Rachel Ford's short life was burdened with a good deal of sorrow. When she was three years old, her mother, Permelia, died in Clark County, Indiana. Her father, Joseph, a bricklayer by trade, died the next year leaving Rachel and her three older brothers --- John, Harvey and Lemuel --- orphans.

Harvey was taken in by a couple he described as distant relatives --- John L. and Sarah (Norris) Jones --- who brought him west to Cass County, Illinois, in 1854, then to Chariton in 1856. 

It's not clear who raised Rachel, or where, but by 1870 she was living in Chariton, too, with Sara (Norris) Jones' elderly mother, Elizabeth Norris.

Rachel died three years later, on Sept. 5, 1873, at the age of 26. We would know nothing of the circumstances had not an editor of The Des Moines Register clipped and republished from The Patriot the following brief paragraph on Sept. 12:

"Miss Rachel Ford, of Chariton, died on Friday, September 5th, after an illness of some six or eight years. The Patriot says: 'Her disease baffled the skill of our physicians, but is thought to have been brought about by jumping the rope years ago. She was very active and is known to have jumped the rope as high as two hundred times without stopping.' "

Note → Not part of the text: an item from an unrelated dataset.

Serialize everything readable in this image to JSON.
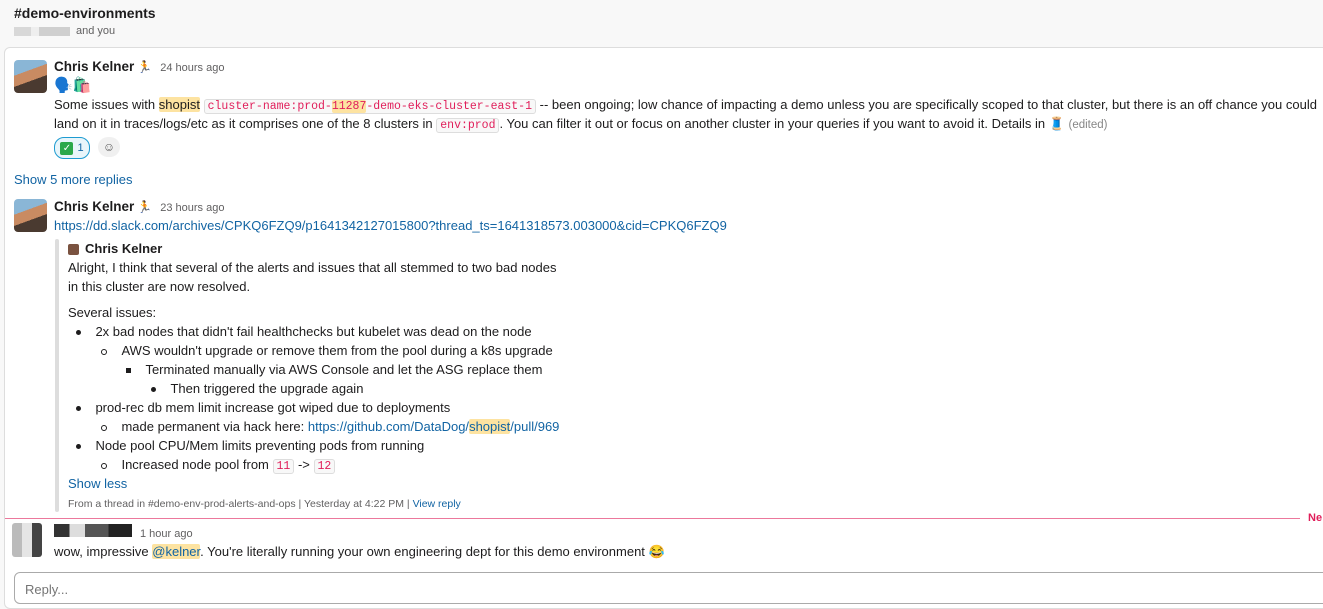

Rachel was buried on the large Norris lot in the Chariton Cemetery and eventually a very nice tombstone was erected to mark her grave. The stone is nearly identical to one erected to mark the grave of Elizabeth Norris, who died six years later, on Oct. 16, 1879, at the age of 86, and is buried  nearby on the same lot. So Rachel, whose life got off to a rough start and ended in a sad manner, was valued --- and still remembered 140 years later.